We are examining the capacity of communication within the smallest network imaginable: that formed between two nerve cells connected with each other in a slice of brain from the cortex of a rat. Within this microcircuit and under well-defined conditions, we are able to quantify the biophysical properties determining the rate of transmitter release at different stimulus frequencies, the changes in efficacy observed within a burst of activity, the rate of recovery after the burst and the mechanisms involved in shaping these parameters using pharmacological tools. Our aim is to determine within an animal model the changes that alter the effectiveness of communication within the brain in conditions like Alzheimer's disease.
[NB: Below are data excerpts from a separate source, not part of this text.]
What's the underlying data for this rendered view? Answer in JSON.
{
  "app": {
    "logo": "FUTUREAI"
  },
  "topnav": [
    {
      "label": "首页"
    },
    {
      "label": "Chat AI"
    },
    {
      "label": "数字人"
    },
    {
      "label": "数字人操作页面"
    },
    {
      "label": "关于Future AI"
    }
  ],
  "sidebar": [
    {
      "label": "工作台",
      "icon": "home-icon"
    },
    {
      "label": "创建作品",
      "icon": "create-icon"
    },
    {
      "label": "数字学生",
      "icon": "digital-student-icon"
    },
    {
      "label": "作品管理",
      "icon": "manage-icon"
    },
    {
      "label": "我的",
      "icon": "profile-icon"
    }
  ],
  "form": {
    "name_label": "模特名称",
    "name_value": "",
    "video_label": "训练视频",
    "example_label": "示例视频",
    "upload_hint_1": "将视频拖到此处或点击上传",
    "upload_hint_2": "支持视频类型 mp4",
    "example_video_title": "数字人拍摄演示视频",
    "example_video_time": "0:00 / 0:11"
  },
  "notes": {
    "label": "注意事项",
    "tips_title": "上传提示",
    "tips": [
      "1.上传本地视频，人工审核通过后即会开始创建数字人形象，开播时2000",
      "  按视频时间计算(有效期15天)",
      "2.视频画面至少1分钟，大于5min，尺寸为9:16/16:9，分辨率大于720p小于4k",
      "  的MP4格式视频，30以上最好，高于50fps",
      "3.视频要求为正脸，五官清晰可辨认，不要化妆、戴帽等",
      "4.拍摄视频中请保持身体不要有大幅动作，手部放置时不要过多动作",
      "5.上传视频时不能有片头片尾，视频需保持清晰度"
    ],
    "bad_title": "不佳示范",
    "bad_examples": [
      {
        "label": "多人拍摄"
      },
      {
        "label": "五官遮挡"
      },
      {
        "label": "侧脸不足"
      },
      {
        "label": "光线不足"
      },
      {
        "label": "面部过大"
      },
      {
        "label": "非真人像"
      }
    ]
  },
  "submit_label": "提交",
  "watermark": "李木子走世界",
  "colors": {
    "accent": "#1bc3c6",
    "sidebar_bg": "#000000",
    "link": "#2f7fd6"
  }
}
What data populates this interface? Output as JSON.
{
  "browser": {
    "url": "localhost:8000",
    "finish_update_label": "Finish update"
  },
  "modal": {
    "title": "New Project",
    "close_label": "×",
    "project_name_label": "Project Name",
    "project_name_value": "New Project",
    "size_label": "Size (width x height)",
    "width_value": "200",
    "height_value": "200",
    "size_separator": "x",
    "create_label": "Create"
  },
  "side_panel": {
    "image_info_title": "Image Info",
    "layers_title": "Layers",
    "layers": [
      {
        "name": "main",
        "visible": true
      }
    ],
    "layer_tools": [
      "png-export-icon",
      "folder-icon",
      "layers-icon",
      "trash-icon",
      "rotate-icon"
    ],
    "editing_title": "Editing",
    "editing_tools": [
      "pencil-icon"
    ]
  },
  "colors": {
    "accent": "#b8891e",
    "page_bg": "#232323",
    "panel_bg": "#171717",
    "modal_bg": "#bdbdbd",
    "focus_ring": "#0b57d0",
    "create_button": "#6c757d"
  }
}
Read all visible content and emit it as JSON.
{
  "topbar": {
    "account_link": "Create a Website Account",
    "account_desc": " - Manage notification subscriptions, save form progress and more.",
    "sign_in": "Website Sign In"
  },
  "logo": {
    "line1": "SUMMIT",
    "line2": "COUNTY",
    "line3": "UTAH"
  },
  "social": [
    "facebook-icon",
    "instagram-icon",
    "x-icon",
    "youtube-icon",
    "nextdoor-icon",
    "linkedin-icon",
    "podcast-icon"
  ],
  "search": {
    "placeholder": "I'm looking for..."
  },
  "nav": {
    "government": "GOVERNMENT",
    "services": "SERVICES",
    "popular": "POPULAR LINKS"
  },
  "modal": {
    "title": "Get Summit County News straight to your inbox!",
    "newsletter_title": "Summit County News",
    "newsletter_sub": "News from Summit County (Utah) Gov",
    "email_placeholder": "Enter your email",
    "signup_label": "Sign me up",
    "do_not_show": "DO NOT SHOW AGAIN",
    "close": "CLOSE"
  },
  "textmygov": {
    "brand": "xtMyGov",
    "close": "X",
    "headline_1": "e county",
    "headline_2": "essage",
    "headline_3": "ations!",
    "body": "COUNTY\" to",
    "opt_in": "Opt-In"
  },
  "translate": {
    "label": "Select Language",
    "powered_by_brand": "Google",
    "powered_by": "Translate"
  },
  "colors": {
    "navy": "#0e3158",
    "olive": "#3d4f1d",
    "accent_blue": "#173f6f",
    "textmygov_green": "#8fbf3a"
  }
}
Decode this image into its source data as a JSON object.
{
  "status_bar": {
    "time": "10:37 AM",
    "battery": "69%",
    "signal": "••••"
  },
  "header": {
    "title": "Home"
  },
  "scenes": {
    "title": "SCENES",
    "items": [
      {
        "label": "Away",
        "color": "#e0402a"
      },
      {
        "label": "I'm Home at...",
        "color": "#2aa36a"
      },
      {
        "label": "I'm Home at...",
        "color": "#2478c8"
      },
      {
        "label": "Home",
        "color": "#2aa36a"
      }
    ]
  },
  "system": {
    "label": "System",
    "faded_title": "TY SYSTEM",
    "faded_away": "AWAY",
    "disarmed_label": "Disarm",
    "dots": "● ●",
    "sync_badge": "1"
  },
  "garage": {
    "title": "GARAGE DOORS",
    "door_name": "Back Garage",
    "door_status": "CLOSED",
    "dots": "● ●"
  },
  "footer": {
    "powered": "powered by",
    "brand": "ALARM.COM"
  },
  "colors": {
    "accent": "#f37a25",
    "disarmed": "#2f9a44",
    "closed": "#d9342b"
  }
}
Understanding hearing and congenital deafness
Professor Bruce Walmsley, Synapse and Hearing Laboratory

Professor Bruce Walmsley, Synapse and Hearing Laboratory

Congenital deafness is often due to dysfunction of the cochlea: the organ in the ear which converts sound into electrical impulses. These electrical impulses are normally transmitted directly to the brainstem via the auditory nerve, where they are processed and sent to higher brain centres for interpretation. In peripheral congenital deafness, the connections between auditory neurons in the brain are still formed during development, but they may be abnormal since they do not experience normal auditory activity. As with all of our sensory systems, it is thought that auditory experience during development is important in shaping the properties of neurons and their synaptic connections. We are addressing this issue by studying the properties of neurons and synaptic connections in a mouse model of congenital deafness called dn/dn. Our results have revealed that the properties of auditory neurons and synapses are very different in the deaf mice. The most striking difference is in the response properties of the neurons to synaptic input. The cells in the deaf mice are much more excitable, and produce many nerve impulses in response to a single synaptic input, whereas the same types of cells in a normal hearing mouse respond with just a single nerve impulse. Our results are providing important new insights into the fundamental question of the role of nerve activity during development in regulating neuronal properties. Our results are also relevant to the functioning of cochlear implants, in which the auditory nerve is electrically stimulated, since our research shows that the response of the auditory neurons can be very different in congenital deafness.